Sevgili okurlarım, uzunca bir süre birlikte olamadık... Bir tek nedeni var, adına korona denilen ve insanlık aleminin başına bela olan salgın...

Nereden nasıl geldiği, insanlara nasıl yapıştığı çoğu zaman belli değil.

Bundan yaklaşık üç hafta önceydi...

Bu mereti önce bizim hanım kaptı.

Testlerini yaptırdık, pozitif çıktı.

Şimdi bir düşünün, aynı evde yaşayan insanlardan biri koronalı çıkmış, öteki sağlam!

Benim de kapacağım ister istemez belliydi...

Ve kaptım.

★★★

Aylar önce de bir kez kapmış ve yatağa düşmüştüm.

Doktorlar bunun tek çaresinin yatmak olduğunu söylediler.

Yattım, belli vitaminler falan aldım ve işi bu yolla bitirdim.

Tabii evin içinde maske takarak.

★★★

Bundan yaklaşık üç hafta önce üzerime acayip bir halsizlik ve yorgunluk çöktü.

Test yaptırdım, negatif çıktı ama bu kez bizim hanım pozitifti...

Halsizlik ve yorgunluk giderek artıyordu. Galiba şifayı ben de kapmıştım!

Durum kötüleşince ‘kurtarıcı meleğimiz’ Başkent Üniversitesi hastanesine gidip Mehmet Haberal hocamıza görünmekten başka çare kalmamıştı.

Ağrım sızım, ateşim yoktu.

Nezle falan değildim, sadece sürekli olarak burnum akıyordu.

Bir de, ilk koronodan sonra tat ve koku alma duygularımı büyük ölçüde yitirmiştim. (Şimdi de öyle.)

★★★

Hastanede gerekli olan bütün tetkikler yapıldı, sonuçlara baktılar ve yatırmaya karar verdiler...

Ve hastanede ‘virüs yayan koronalılar’ bölümüne yatırdılar.

O bölümde her şey yasaktı. 

Yattığım sürece odadan dışarı çıkamadım, koridora bile adım atamadım.
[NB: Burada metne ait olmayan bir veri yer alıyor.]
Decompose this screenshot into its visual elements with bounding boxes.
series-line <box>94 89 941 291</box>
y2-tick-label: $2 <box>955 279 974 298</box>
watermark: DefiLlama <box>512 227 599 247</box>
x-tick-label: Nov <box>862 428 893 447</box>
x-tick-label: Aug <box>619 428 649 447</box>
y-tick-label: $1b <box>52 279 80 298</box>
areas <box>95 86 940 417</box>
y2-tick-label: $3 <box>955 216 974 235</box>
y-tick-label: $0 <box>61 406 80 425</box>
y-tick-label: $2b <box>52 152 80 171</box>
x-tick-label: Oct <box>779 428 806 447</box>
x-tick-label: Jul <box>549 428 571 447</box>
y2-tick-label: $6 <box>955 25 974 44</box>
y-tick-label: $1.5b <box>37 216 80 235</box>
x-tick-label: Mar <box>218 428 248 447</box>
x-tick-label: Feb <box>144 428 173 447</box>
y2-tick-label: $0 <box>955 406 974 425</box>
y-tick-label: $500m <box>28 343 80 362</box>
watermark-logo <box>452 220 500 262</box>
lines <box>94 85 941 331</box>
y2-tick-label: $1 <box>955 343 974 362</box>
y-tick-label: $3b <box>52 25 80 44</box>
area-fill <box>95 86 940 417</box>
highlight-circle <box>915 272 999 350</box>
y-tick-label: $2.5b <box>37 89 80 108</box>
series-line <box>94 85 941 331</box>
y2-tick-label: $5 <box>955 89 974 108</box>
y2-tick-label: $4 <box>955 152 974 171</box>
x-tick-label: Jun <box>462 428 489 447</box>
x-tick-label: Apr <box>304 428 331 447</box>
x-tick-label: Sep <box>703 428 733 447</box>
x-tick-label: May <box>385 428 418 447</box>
Daraldım, bunaldım ama kimseye bir şey diyemedim ki...

★★★

Doğrusunu isterseniz bu konuda biraz da ‘şımarıklığım’ vardı!..
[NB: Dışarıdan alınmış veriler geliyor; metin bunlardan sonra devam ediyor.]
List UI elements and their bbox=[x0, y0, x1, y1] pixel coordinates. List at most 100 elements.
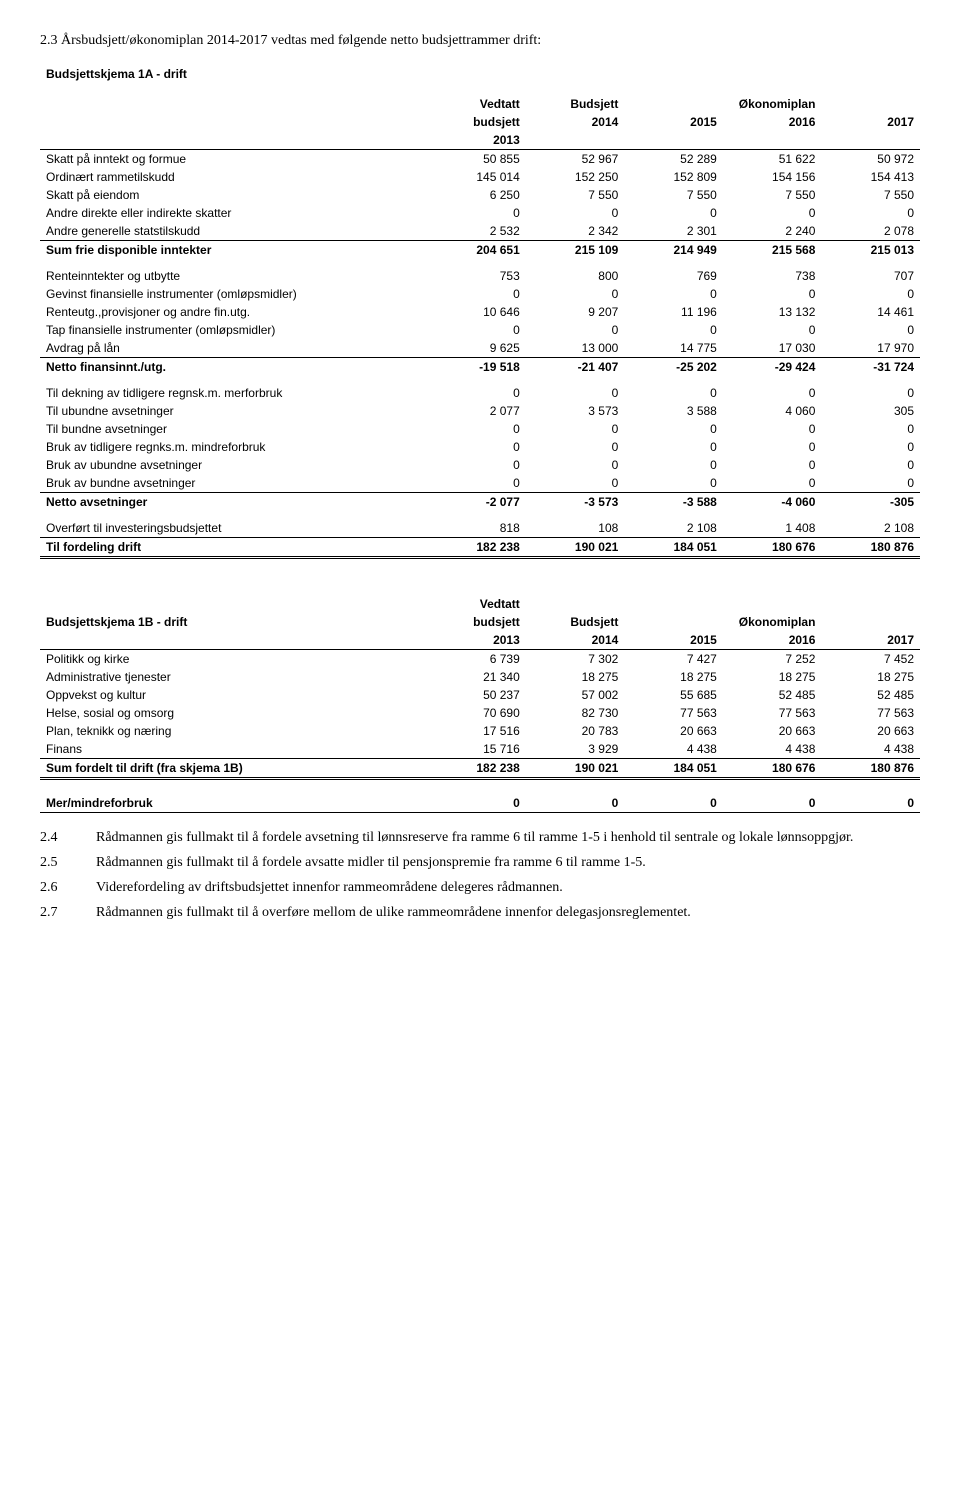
row-label: Sum fordelt til drift (fra skjema 1B) bbox=[40, 758, 427, 778]
table-row: Sum fordelt til drift (fra skjema 1B)182… bbox=[40, 758, 920, 778]
row-value: -25 202 bbox=[624, 357, 723, 376]
table-row: Netto avsetninger-2 077-3 573-3 588-4 06… bbox=[40, 492, 920, 511]
row-value: 0 bbox=[723, 285, 822, 303]
row-label: Sum frie disponible inntekter bbox=[40, 240, 427, 259]
row-value: 13 132 bbox=[723, 303, 822, 321]
table-1b-title: Budsjettskjema 1B - drift bbox=[40, 613, 427, 631]
row-value: 2 532 bbox=[427, 222, 526, 241]
row-value: 0 bbox=[526, 204, 625, 222]
row-value: 0 bbox=[624, 321, 723, 339]
table-1a-header-row1: Vedtatt Budsjett Økonomiplan bbox=[40, 95, 920, 113]
row-label: Plan, teknikk og næring bbox=[40, 722, 427, 740]
header-2013: 2013 bbox=[427, 131, 526, 150]
row-value: 9 207 bbox=[526, 303, 625, 321]
row-value: 17 970 bbox=[821, 339, 920, 358]
footer-v1: 0 bbox=[526, 794, 625, 813]
row-value: 215 568 bbox=[723, 240, 822, 259]
row-label: Renteutg.,provisjoner og andre fin.utg. bbox=[40, 303, 427, 321]
table-row: Bruk av ubundne avsetninger00000 bbox=[40, 456, 920, 474]
row-value: 0 bbox=[624, 456, 723, 474]
row-value: 0 bbox=[427, 420, 526, 438]
row-value: 3 588 bbox=[624, 402, 723, 420]
list-item: 2.4Rådmannen gis fullmakt til å fordele … bbox=[40, 829, 920, 848]
row-label: Andre direkte eller indirekte skatter bbox=[40, 204, 427, 222]
table-row: Tap finansielle instrumenter (omløpsmidl… bbox=[40, 321, 920, 339]
table-1b-header-row2: Budsjettskjema 1B - drift budsjett Budsj… bbox=[40, 613, 920, 631]
row-value: 180 876 bbox=[821, 758, 920, 778]
footer-v2: 0 bbox=[624, 794, 723, 813]
row-value: 6 250 bbox=[427, 186, 526, 204]
table-row: Skatt på inntekt og formue50 85552 96752… bbox=[40, 149, 920, 168]
row-label: Til fordeling drift bbox=[40, 537, 427, 557]
row-value: 7 452 bbox=[821, 649, 920, 668]
row-value: 4 438 bbox=[821, 740, 920, 759]
list-item-number: 2.5 bbox=[40, 854, 96, 873]
row-value: 2 108 bbox=[624, 511, 723, 538]
row-value: 0 bbox=[821, 321, 920, 339]
row-value: 215 109 bbox=[526, 240, 625, 259]
row-label: Avdrag på lån bbox=[40, 339, 427, 358]
list-item-text: Rådmannen gis fullmakt til å fordele avs… bbox=[96, 829, 920, 848]
row-value: 0 bbox=[526, 420, 625, 438]
row-value: 4 438 bbox=[723, 740, 822, 759]
row-value: 18 275 bbox=[821, 668, 920, 686]
row-value: 0 bbox=[624, 285, 723, 303]
list-item-number: 2.7 bbox=[40, 904, 96, 923]
row-value: 152 809 bbox=[624, 168, 723, 186]
table-row: Til bundne avsetninger00000 bbox=[40, 420, 920, 438]
row-value: 215 013 bbox=[821, 240, 920, 259]
row-value: 2 301 bbox=[624, 222, 723, 241]
table-row: Bruk av tidligere regnks.m. mindreforbru… bbox=[40, 438, 920, 456]
row-value: 3 573 bbox=[526, 402, 625, 420]
row-label: Tap finansielle instrumenter (omløpsmidl… bbox=[40, 321, 427, 339]
row-value: 51 622 bbox=[723, 149, 822, 168]
row-value: 20 663 bbox=[821, 722, 920, 740]
row-value: 0 bbox=[624, 420, 723, 438]
table-row: Plan, teknikk og næring17 51620 78320 66… bbox=[40, 722, 920, 740]
row-value: 10 646 bbox=[427, 303, 526, 321]
row-label: Overført til investeringsbudsjettet bbox=[40, 511, 427, 538]
row-value: 2 108 bbox=[821, 511, 920, 538]
row-value: 0 bbox=[821, 474, 920, 493]
row-value: 180 676 bbox=[723, 758, 822, 778]
row-value: 0 bbox=[624, 376, 723, 402]
row-value: 3 929 bbox=[526, 740, 625, 759]
row-label: Bruk av bundne avsetninger bbox=[40, 474, 427, 493]
table-1a-title-row: Budsjettskjema 1A - drift bbox=[40, 65, 920, 83]
table-row: Ordinært rammetilskudd145 014152 250152 … bbox=[40, 168, 920, 186]
table-1a-title: Budsjettskjema 1A - drift bbox=[40, 65, 427, 83]
row-value: 738 bbox=[723, 259, 822, 285]
row-value: 18 275 bbox=[526, 668, 625, 686]
table-1b-header-row1: Vedtatt bbox=[40, 595, 920, 613]
row-value: 21 340 bbox=[427, 668, 526, 686]
row-value: 753 bbox=[427, 259, 526, 285]
row-value: 7 427 bbox=[624, 649, 723, 668]
row-value: 707 bbox=[821, 259, 920, 285]
row-label: Ordinært rammetilskudd bbox=[40, 168, 427, 186]
header-1b-2017: 2017 bbox=[821, 631, 920, 650]
table-row: Sum frie disponible inntekter204 651215 … bbox=[40, 240, 920, 259]
row-value: -31 724 bbox=[821, 357, 920, 376]
row-value: 180 676 bbox=[723, 537, 822, 557]
row-value: 145 014 bbox=[427, 168, 526, 186]
row-value: -3 588 bbox=[624, 492, 723, 511]
row-value: 55 685 bbox=[624, 686, 723, 704]
row-value: 0 bbox=[526, 474, 625, 493]
row-value: 18 275 bbox=[723, 668, 822, 686]
row-value: -3 573 bbox=[526, 492, 625, 511]
table-row: Til fordeling drift182 238190 021184 051… bbox=[40, 537, 920, 557]
row-value: -2 077 bbox=[427, 492, 526, 511]
table-row: Politikk og kirke6 7397 3027 4277 2527 4… bbox=[40, 649, 920, 668]
table-row: Avdrag på lån9 62513 00014 77517 03017 9… bbox=[40, 339, 920, 358]
row-label: Skatt på eiendom bbox=[40, 186, 427, 204]
list-item-number: 2.4 bbox=[40, 829, 96, 848]
row-value: 0 bbox=[526, 376, 625, 402]
row-value: 52 485 bbox=[821, 686, 920, 704]
row-value: 17 030 bbox=[723, 339, 822, 358]
row-value: 0 bbox=[723, 420, 822, 438]
row-value: 77 563 bbox=[624, 704, 723, 722]
table-row: Finans15 7163 9294 4384 4384 438 bbox=[40, 740, 920, 759]
row-value: 0 bbox=[427, 285, 526, 303]
header-vedtatt: Vedtatt bbox=[427, 95, 526, 113]
list-item: 2.7Rådmannen gis fullmakt til å overføre… bbox=[40, 904, 920, 923]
Gerek evde ve gerekse dışarıda maske takma ‘zahmetine’ hiç katlanamazdım!

Bu konuda eşim Tansel Çölaşan’la aramızda sürekli tartışma çıkar, beni uyarır ama dikkate almazdım.

Hatta, hele açık havada maske takanlara biraz da alaycı (!) gözle bakardım. 

Aymazlığımın ve sorumsuzluğumun cezasını böylece çekmiş oldum.

★★★

Türk toplumu gördüğüm kadarıyla koronaya karşı korunma önlemlerini artık çok fazla ciddiye almıyor.

Toplu taşıma araçlarında bile maske takanların sayısı çok az.

Maske neredeyse sadece hastaneler için geçerli!

Sağlık Bakanlığı da anladığım kadarıyla işi tavsatmış. O eski önlemlerle birlikte Bakanlığın mücadele azmi ve heyecanı da büyük ölçüde yok olmuş. Bu hastalık sürecinde konuştuğum bütün doktorlar aynı endişeyi dile getiriyordu:

“Böyle giderse önümüzdeki aylarda, özellikle de okullar açılınca salgın giderek yayılacak. Yoğun bakım yatakları bütün hastanelerde dolu. Ölümler artacak...Gerekli önlemler alınmadığı sürece böyle olması kaçınılmazdır.”

★★★

Sevgili okurlarım, uzunca bir aradan sonra ilk yazımda kendimden söz etmek durumunda kaldığım için sizlerden özür diliyorum.

Türkiye’nin gündemi çok yoğun...

Rüşvet, yolsuzluk ve her alandaki vurgun iddiaları Türk milletinin başını döndürüyor, tiksindiriyor.

Balık sadece kuyruğundan değil en başından kokmuş!

Ortalığa her taraftan pis kokular yayılıyor.

En yüksek yerlerden bile!..

Neyse, yarından başlayarak normal gündem konularına yavaş yavaş girmeye başlarız!